Skinnier, more tender, and more delicate in flavour than the popular Baguio beans (tho our Bauko farmers believe they should be called Bauko beans), French beans are as easy to prepare. Maybe even easier! They do not have the tough fibrous string running along the length of their pods, saving time when prepping. Wash and trim one end, keeping the tail, which adds a pleasing look to your dish.
French beans love quick-cooking methods, and it’s best to serve them when they’ve turned a vibrant green in the hot pan and are still slightly crisp. They’re great blistered, stir-fried, or sautéed whole or in halves with garlic, ginger, or shallots, and toasted nuts like cashews then topped with crispy leeks. Ate Sinta serves them with a bit of curry powder, which highlights their delicate sweetness.

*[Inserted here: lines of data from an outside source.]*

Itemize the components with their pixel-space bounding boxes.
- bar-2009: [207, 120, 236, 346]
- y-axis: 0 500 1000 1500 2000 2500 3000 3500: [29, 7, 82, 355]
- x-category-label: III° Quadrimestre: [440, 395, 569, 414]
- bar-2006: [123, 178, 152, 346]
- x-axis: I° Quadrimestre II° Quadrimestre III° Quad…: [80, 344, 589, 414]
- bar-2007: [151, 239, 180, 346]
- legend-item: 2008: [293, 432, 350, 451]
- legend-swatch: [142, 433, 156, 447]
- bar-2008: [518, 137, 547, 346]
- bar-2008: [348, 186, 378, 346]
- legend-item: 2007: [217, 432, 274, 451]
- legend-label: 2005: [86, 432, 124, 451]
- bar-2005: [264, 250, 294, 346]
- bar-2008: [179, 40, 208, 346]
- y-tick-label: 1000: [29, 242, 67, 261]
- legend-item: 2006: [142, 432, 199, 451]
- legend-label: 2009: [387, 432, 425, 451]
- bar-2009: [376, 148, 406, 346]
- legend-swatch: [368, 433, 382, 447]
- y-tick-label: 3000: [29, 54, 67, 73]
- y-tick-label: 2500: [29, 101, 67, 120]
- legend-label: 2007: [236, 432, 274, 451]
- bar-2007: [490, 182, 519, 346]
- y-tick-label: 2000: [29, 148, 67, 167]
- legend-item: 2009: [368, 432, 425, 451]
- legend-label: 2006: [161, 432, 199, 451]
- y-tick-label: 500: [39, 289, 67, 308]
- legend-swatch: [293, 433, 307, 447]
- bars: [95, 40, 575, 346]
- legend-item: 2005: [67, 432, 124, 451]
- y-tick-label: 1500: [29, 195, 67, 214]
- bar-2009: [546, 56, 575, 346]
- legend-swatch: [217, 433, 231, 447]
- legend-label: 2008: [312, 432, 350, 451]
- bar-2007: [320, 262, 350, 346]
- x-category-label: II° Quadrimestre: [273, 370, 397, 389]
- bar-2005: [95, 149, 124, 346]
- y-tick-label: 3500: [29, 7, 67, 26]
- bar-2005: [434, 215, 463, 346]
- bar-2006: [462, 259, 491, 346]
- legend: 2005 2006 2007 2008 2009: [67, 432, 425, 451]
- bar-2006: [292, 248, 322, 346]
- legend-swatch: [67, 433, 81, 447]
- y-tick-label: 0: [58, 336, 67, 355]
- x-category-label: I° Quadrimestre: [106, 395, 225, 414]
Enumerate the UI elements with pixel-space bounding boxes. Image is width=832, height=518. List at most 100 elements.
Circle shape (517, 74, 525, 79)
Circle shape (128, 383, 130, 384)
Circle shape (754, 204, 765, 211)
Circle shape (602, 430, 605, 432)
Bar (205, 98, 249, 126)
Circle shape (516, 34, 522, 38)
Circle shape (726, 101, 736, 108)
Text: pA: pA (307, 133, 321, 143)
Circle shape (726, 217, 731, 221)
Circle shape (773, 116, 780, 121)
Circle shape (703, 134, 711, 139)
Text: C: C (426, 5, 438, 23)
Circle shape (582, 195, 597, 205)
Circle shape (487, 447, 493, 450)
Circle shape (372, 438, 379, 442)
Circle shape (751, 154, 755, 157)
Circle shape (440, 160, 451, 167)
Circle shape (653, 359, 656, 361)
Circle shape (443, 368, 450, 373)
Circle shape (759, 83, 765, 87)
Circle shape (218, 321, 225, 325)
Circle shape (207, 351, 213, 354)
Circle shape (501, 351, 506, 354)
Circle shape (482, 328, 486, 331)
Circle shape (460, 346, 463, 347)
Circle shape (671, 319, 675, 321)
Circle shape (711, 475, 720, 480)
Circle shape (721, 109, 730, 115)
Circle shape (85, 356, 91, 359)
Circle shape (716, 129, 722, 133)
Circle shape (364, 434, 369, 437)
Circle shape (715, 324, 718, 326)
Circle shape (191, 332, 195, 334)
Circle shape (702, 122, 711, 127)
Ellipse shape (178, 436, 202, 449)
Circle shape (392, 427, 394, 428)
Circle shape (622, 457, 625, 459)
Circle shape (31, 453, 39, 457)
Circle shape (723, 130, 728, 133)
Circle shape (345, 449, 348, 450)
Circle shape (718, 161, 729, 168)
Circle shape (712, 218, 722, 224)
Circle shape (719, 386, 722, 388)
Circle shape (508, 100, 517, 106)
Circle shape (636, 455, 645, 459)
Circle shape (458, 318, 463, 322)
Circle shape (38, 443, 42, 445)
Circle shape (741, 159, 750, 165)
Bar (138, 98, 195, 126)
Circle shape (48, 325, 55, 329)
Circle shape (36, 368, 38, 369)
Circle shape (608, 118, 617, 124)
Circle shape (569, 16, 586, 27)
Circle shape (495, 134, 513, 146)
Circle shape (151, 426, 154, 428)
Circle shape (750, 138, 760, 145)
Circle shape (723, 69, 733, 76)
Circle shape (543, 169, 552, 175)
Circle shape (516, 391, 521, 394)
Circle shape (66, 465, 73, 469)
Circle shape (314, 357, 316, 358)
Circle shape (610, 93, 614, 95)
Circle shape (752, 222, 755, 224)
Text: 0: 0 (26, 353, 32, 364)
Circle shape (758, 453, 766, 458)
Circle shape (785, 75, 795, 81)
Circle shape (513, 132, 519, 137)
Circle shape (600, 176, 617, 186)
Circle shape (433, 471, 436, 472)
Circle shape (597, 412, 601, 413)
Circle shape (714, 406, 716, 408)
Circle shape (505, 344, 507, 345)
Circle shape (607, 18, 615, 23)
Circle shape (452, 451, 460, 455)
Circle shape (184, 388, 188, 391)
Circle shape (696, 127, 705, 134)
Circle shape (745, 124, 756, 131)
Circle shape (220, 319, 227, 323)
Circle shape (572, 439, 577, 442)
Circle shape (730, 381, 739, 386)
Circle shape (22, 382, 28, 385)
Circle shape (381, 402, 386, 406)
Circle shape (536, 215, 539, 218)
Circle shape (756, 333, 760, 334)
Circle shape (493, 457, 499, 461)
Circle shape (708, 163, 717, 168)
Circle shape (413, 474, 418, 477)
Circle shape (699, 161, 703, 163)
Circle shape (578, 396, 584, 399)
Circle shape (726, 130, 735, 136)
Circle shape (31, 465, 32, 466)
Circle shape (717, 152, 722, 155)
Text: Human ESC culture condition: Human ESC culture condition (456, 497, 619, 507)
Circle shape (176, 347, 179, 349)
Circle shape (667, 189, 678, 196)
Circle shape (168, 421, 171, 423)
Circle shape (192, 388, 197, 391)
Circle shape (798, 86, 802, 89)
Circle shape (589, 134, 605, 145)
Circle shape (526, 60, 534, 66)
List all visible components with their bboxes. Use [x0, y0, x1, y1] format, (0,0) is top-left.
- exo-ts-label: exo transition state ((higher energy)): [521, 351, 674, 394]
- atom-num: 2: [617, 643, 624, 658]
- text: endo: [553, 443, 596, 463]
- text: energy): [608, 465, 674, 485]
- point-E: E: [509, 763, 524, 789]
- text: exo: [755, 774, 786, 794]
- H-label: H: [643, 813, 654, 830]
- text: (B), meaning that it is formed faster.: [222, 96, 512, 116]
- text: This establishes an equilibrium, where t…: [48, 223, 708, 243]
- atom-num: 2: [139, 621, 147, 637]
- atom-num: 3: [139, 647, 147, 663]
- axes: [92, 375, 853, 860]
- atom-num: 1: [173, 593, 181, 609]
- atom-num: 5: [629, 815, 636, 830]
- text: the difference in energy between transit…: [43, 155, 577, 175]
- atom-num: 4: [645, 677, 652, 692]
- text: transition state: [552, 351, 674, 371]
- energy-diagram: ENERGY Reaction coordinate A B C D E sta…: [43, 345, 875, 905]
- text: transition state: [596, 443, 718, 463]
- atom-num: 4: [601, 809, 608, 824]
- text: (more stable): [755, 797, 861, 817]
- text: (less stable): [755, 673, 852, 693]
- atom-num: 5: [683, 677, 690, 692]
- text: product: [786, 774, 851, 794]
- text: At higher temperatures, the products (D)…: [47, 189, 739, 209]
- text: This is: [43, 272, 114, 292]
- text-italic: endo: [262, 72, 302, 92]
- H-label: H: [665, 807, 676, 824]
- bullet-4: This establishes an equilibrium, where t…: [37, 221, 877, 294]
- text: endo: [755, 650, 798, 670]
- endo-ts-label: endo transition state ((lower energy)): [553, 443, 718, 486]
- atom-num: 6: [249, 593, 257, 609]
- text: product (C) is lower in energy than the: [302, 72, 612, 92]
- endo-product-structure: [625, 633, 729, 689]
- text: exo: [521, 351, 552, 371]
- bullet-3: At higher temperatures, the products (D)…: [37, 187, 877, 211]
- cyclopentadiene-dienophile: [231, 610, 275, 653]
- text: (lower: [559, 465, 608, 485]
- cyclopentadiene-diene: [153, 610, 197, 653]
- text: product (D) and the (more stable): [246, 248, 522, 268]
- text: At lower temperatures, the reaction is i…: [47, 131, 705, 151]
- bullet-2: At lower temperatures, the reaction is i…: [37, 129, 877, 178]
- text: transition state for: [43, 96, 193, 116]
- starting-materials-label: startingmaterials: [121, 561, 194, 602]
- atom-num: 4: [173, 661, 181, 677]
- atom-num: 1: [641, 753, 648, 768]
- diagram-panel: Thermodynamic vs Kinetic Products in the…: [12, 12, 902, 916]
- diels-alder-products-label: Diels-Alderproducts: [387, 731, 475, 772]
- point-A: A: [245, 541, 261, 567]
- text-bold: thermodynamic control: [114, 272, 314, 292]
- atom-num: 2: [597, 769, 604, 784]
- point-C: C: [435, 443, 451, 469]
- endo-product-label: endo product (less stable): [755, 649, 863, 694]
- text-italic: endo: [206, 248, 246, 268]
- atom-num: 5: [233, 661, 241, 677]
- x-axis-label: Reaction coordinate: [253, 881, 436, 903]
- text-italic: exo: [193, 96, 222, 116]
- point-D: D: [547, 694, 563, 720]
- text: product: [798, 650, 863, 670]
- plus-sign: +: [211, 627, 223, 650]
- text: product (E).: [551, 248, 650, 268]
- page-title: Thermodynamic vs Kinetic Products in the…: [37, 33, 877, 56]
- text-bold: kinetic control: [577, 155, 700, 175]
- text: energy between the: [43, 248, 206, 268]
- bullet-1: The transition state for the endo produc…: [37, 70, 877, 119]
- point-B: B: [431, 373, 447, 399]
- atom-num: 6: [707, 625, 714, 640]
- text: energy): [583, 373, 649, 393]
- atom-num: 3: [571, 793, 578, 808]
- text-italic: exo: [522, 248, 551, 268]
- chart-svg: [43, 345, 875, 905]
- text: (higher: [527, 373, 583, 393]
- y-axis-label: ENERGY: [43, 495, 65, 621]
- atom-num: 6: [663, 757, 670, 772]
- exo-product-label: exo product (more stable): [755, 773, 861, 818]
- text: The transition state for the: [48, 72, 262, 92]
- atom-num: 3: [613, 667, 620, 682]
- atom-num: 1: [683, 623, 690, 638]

Blanched, they can be tossed in salads a la Nicoise with steamed potatoes, cherry tomatoes, and lettuce greens; or in a pasta salad with spiral pasta, basil (or any-greens) pesto, cherry tomatoes, and olives; even in pancit canton with cabbage and carrots! Cut them into tiny pieces and they can be added to gising-gising or fried lumpia.
They are also known as haricot vert, French for ‘green bean’, and are called such not because of their color but to say that they are still unripe and the seeds inside have not yet fully matured. When they do, however, the seeds can be dried and cooked like other dried beans.